The task force was dissolved in February 2004, but the Council will continue to monitor teacher quality issues as it is the number one strategic objective for the state board of education.
On October 9, 2002, the First District Court of Appeal issued its decision overturning Circuit Court Judge Nikki Ann Clark’s ruling that the Tort Reform Act of 1999 was unconstitutional. The next step is for the Florida Supreme Court to review the ruling.
During the 2003 legislative session, the task force focused on Workers’ Compensation Reform and Medical Malpractice Liability Reform to ensure these reforms were passed. The task force supported the recommendations of the Governor’s Select Taskforce on Healthcare Professional Liability Insurance (Summary on Medical Liability Insurance Report) and the Governor’s Commission on Workers’ Compensation Reform (Summary of Workers’ Compensation Report).
The task force continued to monitor tort reform issues during the 2004 and 2005 legislative sessions, working with our partners at Associated Industries of Florida and the Florida Chamber of Commerce. The task force will stay informed about and in touch with the Florida Justice Reform Institute, a newly formed organization that addresses legal reform over the long-term in Florida.
The task force kept abreast of the 2006 legislative session, and offered the Council’s position on tort reform in a letter sent to the Governor, Speaker of the House and President of the Senate in February 2006. The task force was pleased to see significant tort reform passed, and the Executive Committee agreed to disestablish the task force in July, as it had met its objective. The Council will continue to monitor tort reform issues and will reengage the task force if necessary.
The task force spent a year and a half conducting research in order to determine the key water management issues, and developing statewide policy recommendations. The task force released its final report in September 2003, entitled Improving Florida’s Water Supply Management Structure: Ensuring and Sustaining Environmentally Sound Water Supplies and Resources to Meet Current and Future Needs.
For a commentary of the report, please see the Florida Public Radio review.
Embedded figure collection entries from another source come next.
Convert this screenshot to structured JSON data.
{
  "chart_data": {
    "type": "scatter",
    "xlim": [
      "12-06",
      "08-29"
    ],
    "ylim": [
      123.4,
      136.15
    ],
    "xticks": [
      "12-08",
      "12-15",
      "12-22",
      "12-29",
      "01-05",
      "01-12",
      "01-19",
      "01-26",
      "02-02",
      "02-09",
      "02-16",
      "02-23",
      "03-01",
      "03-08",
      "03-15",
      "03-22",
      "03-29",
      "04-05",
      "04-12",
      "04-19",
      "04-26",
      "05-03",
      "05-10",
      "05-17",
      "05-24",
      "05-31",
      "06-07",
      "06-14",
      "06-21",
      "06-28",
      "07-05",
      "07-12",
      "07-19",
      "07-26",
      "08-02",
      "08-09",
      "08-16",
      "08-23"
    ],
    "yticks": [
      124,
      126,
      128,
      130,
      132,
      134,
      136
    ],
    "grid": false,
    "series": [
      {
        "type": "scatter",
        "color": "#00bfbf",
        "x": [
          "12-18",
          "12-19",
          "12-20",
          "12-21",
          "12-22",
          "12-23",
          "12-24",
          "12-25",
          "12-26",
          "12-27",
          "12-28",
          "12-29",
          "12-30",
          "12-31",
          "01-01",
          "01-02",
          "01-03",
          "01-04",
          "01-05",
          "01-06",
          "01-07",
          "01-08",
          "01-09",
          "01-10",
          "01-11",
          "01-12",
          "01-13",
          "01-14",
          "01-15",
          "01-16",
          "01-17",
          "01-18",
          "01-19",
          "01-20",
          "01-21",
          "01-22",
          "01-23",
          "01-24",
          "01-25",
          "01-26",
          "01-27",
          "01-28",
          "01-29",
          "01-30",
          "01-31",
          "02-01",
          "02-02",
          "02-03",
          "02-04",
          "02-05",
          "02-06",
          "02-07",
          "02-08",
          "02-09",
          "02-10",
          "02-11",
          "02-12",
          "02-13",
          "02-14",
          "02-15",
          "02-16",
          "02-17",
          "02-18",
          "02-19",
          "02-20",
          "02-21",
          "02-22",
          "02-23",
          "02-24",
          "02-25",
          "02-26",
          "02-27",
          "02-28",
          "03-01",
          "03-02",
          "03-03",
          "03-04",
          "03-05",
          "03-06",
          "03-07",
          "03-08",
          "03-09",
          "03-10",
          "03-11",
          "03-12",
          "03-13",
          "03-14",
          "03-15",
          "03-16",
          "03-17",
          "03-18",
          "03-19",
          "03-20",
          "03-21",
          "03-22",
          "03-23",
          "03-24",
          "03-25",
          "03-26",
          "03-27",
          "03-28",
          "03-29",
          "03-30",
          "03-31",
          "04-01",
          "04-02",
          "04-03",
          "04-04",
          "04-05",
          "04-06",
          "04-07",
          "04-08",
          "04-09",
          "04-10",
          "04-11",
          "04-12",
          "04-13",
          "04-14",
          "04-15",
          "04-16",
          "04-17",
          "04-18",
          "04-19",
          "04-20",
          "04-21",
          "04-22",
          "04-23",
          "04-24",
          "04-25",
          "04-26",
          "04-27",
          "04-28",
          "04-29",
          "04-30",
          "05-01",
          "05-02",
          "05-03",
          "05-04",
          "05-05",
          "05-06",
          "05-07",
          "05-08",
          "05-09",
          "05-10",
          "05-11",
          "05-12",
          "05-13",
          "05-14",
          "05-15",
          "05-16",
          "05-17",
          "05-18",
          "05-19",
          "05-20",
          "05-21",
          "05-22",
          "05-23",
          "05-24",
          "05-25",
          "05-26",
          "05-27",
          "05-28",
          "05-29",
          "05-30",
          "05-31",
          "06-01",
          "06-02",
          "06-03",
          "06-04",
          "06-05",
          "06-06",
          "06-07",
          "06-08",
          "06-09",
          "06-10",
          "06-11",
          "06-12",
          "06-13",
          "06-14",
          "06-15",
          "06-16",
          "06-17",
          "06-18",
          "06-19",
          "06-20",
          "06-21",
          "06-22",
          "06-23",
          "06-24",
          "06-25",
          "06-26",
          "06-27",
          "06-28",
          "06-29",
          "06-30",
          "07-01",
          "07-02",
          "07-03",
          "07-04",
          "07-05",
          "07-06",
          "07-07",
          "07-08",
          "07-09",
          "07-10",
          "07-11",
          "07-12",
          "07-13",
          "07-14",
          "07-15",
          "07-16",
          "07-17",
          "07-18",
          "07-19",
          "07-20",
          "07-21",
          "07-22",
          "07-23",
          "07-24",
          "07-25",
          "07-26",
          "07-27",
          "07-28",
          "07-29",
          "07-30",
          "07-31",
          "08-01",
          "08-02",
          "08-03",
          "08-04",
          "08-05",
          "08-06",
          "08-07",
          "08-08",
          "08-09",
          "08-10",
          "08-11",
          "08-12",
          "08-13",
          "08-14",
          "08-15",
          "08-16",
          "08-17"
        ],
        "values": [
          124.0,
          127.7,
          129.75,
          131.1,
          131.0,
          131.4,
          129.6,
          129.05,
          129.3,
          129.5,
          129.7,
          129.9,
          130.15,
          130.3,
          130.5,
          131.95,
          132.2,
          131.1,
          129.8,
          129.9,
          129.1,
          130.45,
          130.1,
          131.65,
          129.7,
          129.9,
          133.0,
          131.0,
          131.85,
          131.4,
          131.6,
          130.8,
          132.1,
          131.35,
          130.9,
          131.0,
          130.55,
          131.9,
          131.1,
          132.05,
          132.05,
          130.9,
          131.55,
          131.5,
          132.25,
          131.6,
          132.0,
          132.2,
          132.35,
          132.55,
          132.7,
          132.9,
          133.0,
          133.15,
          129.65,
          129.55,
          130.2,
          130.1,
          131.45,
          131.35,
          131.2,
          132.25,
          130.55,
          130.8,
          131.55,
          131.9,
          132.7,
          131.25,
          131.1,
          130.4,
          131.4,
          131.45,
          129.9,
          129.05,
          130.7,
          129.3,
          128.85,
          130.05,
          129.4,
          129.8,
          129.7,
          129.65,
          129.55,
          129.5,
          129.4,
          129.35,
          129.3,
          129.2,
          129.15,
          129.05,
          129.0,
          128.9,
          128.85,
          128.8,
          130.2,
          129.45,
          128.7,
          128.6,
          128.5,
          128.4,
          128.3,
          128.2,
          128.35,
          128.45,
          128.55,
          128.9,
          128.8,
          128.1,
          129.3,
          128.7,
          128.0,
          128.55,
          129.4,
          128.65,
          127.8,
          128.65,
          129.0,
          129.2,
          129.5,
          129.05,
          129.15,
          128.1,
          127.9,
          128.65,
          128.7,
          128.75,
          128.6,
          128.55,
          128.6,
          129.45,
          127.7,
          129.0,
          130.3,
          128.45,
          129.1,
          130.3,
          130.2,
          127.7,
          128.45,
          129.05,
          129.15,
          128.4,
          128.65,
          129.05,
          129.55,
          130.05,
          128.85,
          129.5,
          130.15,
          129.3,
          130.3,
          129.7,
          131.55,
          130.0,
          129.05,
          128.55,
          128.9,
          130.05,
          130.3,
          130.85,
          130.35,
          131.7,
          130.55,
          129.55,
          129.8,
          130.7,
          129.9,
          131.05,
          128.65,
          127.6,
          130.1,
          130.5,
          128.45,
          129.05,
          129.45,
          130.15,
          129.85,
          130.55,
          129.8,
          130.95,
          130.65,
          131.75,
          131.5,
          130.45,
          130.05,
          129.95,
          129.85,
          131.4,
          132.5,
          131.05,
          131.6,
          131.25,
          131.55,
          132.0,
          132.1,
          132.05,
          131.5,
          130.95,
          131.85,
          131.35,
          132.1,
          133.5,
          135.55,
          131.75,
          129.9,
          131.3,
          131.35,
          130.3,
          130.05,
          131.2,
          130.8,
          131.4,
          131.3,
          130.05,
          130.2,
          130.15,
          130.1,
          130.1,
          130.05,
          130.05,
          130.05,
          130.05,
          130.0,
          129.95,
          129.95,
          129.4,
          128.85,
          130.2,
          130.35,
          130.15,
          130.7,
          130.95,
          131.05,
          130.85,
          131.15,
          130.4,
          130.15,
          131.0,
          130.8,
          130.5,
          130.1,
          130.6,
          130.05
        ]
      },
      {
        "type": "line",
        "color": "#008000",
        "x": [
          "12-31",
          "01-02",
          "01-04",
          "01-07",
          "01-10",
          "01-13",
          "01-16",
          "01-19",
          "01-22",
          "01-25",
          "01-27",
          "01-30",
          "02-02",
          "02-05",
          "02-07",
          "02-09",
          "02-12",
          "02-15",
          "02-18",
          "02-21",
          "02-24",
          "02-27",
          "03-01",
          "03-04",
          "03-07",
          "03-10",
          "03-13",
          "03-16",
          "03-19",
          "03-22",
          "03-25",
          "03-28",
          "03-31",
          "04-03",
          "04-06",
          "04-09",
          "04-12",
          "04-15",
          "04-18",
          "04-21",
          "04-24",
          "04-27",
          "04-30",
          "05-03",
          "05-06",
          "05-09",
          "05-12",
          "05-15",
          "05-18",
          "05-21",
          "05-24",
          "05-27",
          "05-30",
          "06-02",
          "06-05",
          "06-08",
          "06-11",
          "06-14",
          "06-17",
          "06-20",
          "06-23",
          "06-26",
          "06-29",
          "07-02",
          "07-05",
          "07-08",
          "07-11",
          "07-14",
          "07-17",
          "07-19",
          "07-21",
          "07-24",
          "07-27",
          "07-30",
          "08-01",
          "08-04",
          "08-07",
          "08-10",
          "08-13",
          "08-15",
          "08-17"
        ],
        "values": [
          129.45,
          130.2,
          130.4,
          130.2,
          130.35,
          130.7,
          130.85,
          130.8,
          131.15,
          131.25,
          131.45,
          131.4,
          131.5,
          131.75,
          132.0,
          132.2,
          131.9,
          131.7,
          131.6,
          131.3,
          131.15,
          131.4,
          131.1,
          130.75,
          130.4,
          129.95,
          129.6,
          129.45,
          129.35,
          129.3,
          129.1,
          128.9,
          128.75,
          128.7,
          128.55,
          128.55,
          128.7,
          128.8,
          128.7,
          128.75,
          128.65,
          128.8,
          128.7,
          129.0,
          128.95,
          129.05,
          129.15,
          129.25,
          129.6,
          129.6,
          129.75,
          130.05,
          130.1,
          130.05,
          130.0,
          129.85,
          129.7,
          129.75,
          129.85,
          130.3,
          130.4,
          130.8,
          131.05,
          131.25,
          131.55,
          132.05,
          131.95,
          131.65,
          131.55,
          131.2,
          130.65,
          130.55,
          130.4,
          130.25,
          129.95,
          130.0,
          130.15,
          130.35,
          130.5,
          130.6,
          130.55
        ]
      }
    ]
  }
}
The task force continued to monitor water issues during the 2004 and 2005 legislative sessions, and will follow closely the impact of the Water Protection and Sustainability Act of 2005. This Act, passed during the 2005 legislative session, provides monetary and regulatory incentives for utilities and water management districts to work together to implement alternative water supply projects included in the districts’ regional water supply plans. The task force applauds the legislature’s passage of a growth management bill that will provide $1.1 billion over 10 years for water, mostly to develop alternative sources.
In December 2005, the Executive Committee agreed to disestablish the task force based on (a) inputs from the task force and (b) results from the Council prioritization voting process at the Council fall meeting.